Of course not. Any area of study will always have some unanswered questions. Consider for instance in science, when we see creatures that seem incredibly advanced. Does this mean every evolutionist will just throw in the towel and abandon the theory wholesale? Not at all, nor would I expect them to. One looks at the primary data they have for a position even if secondary details aren’t exactly clear.
Zuersher says first that there is disagreement means that this is being made up as we go along. He says that this means we do not have some privileged path to the divine. If by that He means that God is not obligated to answer all of our questions for us, that is entirely correct. If He means that we do not have the way to God in Christ, that would be wrong, but believing we do doesn’t mean we have perfect atonement knowledge.
The next part is one that Zuersher gets so close to the truth of matters, but then He rejects it for theological reasons. Zuersher says that satisfaction says that God’s honor must be restored, but if that’s true, then God has personality traits unworthy of a morally perfect being. It’s truly tragic how close Zuersher gets to good theology but then allows his cultural prejudices and lack of understanding of honor to get in the way.
To begin with, I don’t think it’s right to speak of God as a morally perfect being.

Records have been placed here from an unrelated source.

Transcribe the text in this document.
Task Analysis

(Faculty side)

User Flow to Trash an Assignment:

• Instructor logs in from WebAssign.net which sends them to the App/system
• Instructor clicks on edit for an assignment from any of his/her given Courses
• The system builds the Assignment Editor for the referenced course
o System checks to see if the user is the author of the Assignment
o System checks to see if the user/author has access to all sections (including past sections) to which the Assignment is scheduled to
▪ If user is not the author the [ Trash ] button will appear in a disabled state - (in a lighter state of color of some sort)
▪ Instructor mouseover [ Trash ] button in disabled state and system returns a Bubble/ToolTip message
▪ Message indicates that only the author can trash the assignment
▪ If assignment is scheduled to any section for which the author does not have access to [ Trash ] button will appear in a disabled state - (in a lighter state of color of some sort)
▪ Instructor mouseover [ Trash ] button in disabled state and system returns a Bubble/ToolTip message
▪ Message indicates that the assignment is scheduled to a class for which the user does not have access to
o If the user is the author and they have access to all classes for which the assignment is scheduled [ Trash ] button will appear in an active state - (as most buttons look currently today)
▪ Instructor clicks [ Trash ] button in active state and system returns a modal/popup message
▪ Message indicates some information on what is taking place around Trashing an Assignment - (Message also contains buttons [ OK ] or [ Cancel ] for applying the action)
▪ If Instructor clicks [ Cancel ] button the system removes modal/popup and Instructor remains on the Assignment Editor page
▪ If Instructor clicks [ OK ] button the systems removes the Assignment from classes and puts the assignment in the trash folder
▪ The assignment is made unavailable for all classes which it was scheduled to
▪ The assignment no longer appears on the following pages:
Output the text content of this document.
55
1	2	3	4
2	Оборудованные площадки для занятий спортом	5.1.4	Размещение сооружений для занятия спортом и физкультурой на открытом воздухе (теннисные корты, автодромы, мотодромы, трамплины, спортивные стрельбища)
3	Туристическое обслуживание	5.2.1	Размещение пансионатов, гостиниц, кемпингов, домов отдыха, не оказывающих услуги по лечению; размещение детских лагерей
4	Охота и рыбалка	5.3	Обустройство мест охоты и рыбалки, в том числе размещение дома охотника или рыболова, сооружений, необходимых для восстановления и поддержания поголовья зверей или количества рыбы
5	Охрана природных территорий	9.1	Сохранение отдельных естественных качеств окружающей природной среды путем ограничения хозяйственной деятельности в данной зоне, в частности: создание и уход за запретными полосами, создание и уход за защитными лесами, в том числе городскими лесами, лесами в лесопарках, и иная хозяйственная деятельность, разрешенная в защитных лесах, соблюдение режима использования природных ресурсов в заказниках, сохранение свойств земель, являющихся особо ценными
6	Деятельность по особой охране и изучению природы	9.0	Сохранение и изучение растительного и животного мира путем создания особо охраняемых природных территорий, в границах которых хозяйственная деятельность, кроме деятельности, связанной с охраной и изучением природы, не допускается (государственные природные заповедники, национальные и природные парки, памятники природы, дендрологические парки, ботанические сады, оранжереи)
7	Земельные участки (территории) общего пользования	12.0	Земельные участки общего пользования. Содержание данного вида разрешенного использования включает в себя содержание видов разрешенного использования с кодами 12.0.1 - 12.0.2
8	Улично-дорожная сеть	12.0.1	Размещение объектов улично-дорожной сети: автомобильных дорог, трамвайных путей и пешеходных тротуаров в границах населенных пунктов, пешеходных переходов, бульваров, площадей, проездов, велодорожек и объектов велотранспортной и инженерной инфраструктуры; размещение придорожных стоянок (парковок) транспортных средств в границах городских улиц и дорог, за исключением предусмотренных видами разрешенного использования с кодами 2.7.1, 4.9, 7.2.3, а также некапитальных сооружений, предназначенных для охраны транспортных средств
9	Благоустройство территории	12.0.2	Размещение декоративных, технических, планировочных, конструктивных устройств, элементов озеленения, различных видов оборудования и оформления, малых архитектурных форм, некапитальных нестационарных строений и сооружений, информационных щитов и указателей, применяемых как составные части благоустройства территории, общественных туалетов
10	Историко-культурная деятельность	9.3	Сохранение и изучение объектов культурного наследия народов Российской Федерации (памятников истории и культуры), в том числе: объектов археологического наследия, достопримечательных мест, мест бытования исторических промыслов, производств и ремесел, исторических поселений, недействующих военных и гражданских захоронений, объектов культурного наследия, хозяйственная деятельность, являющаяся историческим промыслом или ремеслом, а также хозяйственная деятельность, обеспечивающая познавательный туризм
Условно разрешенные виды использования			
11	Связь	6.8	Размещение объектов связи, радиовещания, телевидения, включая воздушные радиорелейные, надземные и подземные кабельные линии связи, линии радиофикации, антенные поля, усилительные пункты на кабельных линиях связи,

A morally perfect being is one that does that which they ought to do always. God has no ought. He does not owe anyone anything. God is instead a good being. He is perfect and lacking nothing in Himself.
So how could God be lacking honor? It’s not a lack in Himself. It’s rather how God is perceived. There were two kinds of honor in the ancient world. One was one had based on who they were and their lineage and such. God’s honor is untouched here. The other is their reputation. How are they perceived in the eyes of others? Here, God’s reputation is tied to how He is seen in the eyes of humanity and how we treat Him. We can live lives that honor God or not. Zuersher rejects this without bothering to understand the culture or the theology.
Third, he says that God could just forgive. After all, we do it. Sure, but we are not the ones that are perfectly good and holy. If God just lets it go, He is saying that our well-being is of greater importance than His goodness. In other words, the good of man outranks the good of God. God is treating sin as no big deal, when every sin is really an act of divine treason.
He next says that if Jesus had a fully human nature, then what happened on the cross was murder since it was a human sacrifice. Well, he is right that it is murder. Jesus submitted to the ruling authorities. This is also not the same as suicide. The authorities did not realize what they were doing, but many holy men in Judaism dying would see themselves as dying for the sins of the people.
He also says that a willing death does not excuse the executioners. Of course not. Whoever said that it did? They were fully convinced they were doing right. My statement about this has been that either Jesus was the wickedest man who ever lived and the crucifixion was the most just and righteous act of all to stop Him, or He was the most righteous man who ever lived and the crucifixion was the most wicked act of all time.
He then goes into the claims of how Jesus was an invalid sacrifice. I recommend the works of Michael Brown here on answering Jewish objections to Jesus. Brown has looked at this a lot more than I have.
Next, he argues that this was not a real sacrifice since Jesus did not stay dead. One wonders how this is so. Once the offering is given to God, God can do with it what He wants. If He wants to resurrect Jesus, then He can resurrect Jesus. This would be God’s vindication on the life and claims of Jesus.
He also argues that the theory is immoral since it undermines individual responsibility by having someone accept Jesus’s sacrifice. On the contrary, it upholds it. When presented with the claims of Christ, one must accept their responsibility for the sins that got Him there.
Finally, Zuersher ends with saying that educated men and women hold to atonement thinking today should require no further comment. I instead think that someone can bother to write a book responding to a view without interacting with the best scholarship on it should require no further comment. Sadly, Zuersher does this consistently.